Zwischen Trauer und Wut: Am Sonntag störten demonstrierende Hooligans das Gedenken an die Terror-Opfer in der Brüsseler Innenstadt. Foto: dpa
Antiterror-Einsätze und Verhaftungen in mehreren Ländern

Oster-Blutbad in Frankreich verhindert?

Die Terroristen von Brüssel hatten internationale Kontakte. Frankreichs Sicherheitskräfte sind überzeugt, dass durch die Festnahme des Islamisten Reda Kriket in letzter Minute ein Attentat verhindert wurde.

29.03.2016
  • PETER HEUSCH (MIT AGENTUREN)

"Die Lunte brannte schon, wir haben sie im allerletzten Moment ausgetreten", meint ein Pariser Ermittler. Frankreichs Sicherheitskräfte sind überzeugt, dass im Großraum Paris am Osterwochenende eine weitere Terrorattacke drohte. Verhindert wurde sie ihnen zufolge allein durch die Festnahme des Islamisten Reda Kriket im Pariser Vorort Argenteuil. In der Wohnung des 34-jährigen Franzosen wurden am Donnerstag fünf Kalaschnikows, sieben Revolver, ein Maschinengewehr und jede Menge Munition sowie mehrere hundert Gramm TATP-Sprengstoff sichergestellt.

Frankreichs Innenminister Bernard Cazeneuve hatte Krikets Festnahme persönlich bekanntgegeben und betont, der Fahndungserfolg habe ein "im fortgeschrittenen Stadium geplantes Attentat in Frankreich vereitelt". Offenbar wurde Kriket bereits seit mindestens zwei Wochen überwacht. Die Ermittler, die ihn als Kopf einer operativen Terrorzelle ansahen, hofften ursprünglich, durch diese Beschattung auch seine mutmaßlichen Komplizen zu identifizieren.

Doch da die Anschläge in Brüssel die Befürchtung wachsen ließ, dass auch Krikets Zelle unmittelbar vor dem Zuschlagen stehen könnte, entschloss man sich am Donnerstag zum Zugriff. Seither ist es - offenbar auf Drängen der französischen Dienste - zu weiteren Festnahmen in Belgien und den Niederlanden gekommen. Bei mindestens 13 Razzien in mehreren belgischen Städten wurden am Sonntag drei mittlerweile der Mitgliedschaft in einer terroristischen Organisation angeklagte Männer verhaftet. Auch in Rotterdam griffen Fahnder am Sonntag zu und nahmen vier Männer fest. Unter ihnen befindet sich ein 32-jähriger Franzose, der in engem Kontakt zu Kriket stehen soll.

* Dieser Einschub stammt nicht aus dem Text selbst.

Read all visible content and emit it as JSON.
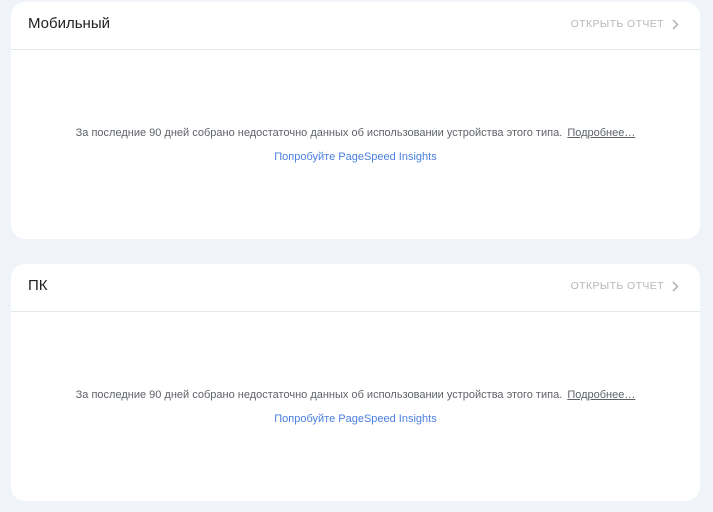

Eine Spur verlief aber im Sand: Belgische Ermittler ließen den am Freitag unter Terrorverdacht verhafteten Fayçal C. wieder frei. Eine Tatbeteiligung habe sich nicht bestätigt. C. ist offenbar nicht der gesuchte dritte Terrorverdächtige vom Brüsseler Flughafen, der auf Fahndungsbildern mit heller Jacke und Mütze zu sehen ist.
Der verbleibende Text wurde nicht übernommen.